Spherical Sliced-Wasserstein
This work addresses the need for computationally efficient Wasserstein distances on spherical data, which is incremental as it adapts an existing method to a new geometric setting.
The paper tackles the problem of extending the Sliced-Wasserstein distance to manifolds, specifically the sphere, by defining a novel spherical Sliced-Wasserstein discrepancy, enabling efficient computation and demonstrating its utility in machine learning applications like sampling, density estimation, and hyperspherical auto-encoders.

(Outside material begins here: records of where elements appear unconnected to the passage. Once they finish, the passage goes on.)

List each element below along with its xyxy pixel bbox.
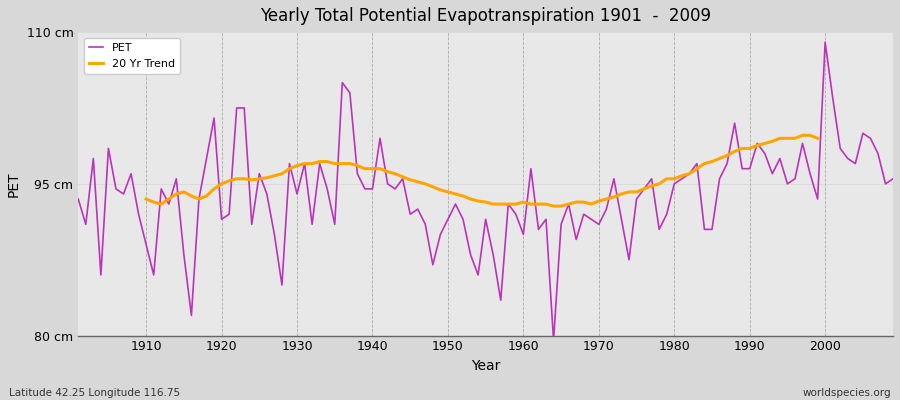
Line: 20 Yr Trend: 20 Yr Trend <box>146 135 817 206</box>
PET <box>73 197 84 202</box>
20 Yr Trend <box>231 176 242 181</box>
20 Yr Trend <box>548 204 559 208</box>
20 Yr Trend <box>789 136 800 141</box>
20 Yr Trend <box>812 136 823 141</box>
PET <box>820 40 831 44</box>
PET <box>887 176 898 181</box>
PET <box>345 90 356 95</box>
Y-axis label: PET: PET <box>7 171 21 197</box>
PET <box>133 212 144 217</box>
PET <box>518 232 529 237</box>
Legend: PET, 20 Yr Trend: PET, 20 Yr Trend <box>84 38 180 74</box>
20 Yr Trend <box>797 133 808 138</box>
20 Yr Trend <box>140 197 151 202</box>
X-axis label: Year: Year <box>471 359 500 373</box>
PET <box>548 338 559 343</box>
Line: PET: PET <box>78 42 893 341</box>
20 Yr Trend <box>616 192 626 196</box>
PET <box>616 217 626 222</box>
20 Yr Trend <box>345 161 356 166</box>
Title: Yearly Total Potential Evapotranspiration 1901  -  2009: Yearly Total Potential Evapotranspiratio… <box>260 7 711 25</box>
Text: worldspecies.org: worldspecies.org <box>803 388 891 398</box>
20 Yr Trend <box>722 153 733 158</box>
PET <box>510 212 521 217</box>
20 Yr Trend <box>706 159 717 164</box>
Text: Latitude 42.25 Longitude 116.75: Latitude 42.25 Longitude 116.75 <box>9 388 180 398</box>
PET <box>299 161 310 166</box>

Many variants of the Wasserstein distance have been introduced to reduce its original computational burden. In particular the Sliced-Wasserstein distance (SW), which leverages one-dimensional projections for which a closed-form solution of the Wasserstein distance is available, has received a lot of interest. Yet, it is restricted to data living in Euclidean spaces, while the Wasserstein distance has been studied and used recently on manifolds. We focus more specifically on the sphere, for which we define a novel SW discrepancy, which we call spherical Sliced-Wasserstein, making a first step towards defining SW discrepancies on manifolds. Our construction is notably based on closed-form solutions of the Wasserstein distance on the circle, together with a new spherical Radon transform. Along with efficient algorithms and the corresponding implementations, we illustrate its properties in several machine learning use cases where spherical representations of data are at stake: sampling on the sphere, density estimation on real earth data or hyperspherical auto-encoders.